The dollar remains strong as expectations grow for the Federal Reserve to take a more hawkish stance

The dollar maintained its strong tone and reached new multi-month highs early on Wednesday, following a 0.56% surge fueled by stronger-than-expected U.S. data on Tuesday.

The U.S. employment cost index increased more than anticipated during the first quarter, indicating inflationary pressures. This development dampened expectations regarding the timing and extent of potential Federal Reserve rate cuts.

Traders are awaiting key U.S. data releases this week, including the Fed’s rate decision, ADP, JOLTS, and the NFP labor report. These will provide more insights for U.S. policymakers and shape their future decisions.

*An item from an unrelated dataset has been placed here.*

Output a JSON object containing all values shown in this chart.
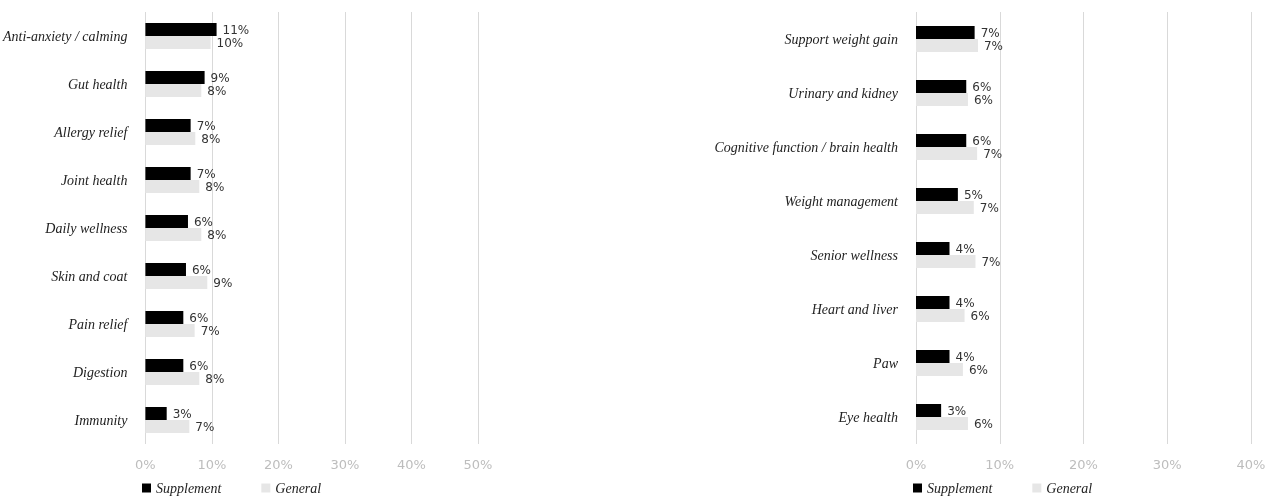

A hawkish stance from the Fed at the conclusion of its two-day policy meeting would reinforce the notion that central bankers are not in a rush to begin cutting rates without a clear view of inflation and economic conditions, thus bolstering the dollar further.

The technical outlook on the daily chart remains solidly bullish, supporting the dollar’s overall positive stance. Bulls broke through the previous peak at 106.31 (April 16), with a clear break pointing towards key medium-term targets at 106.96/107.03 (November 11/October 3 tops).

The rising 10-day moving average (105.82) offers initial support and protects lower pivots at 105.38/25 (20-day moving average/April 26 low), where deeper dips should find strong support to maintain the larger bullish trend.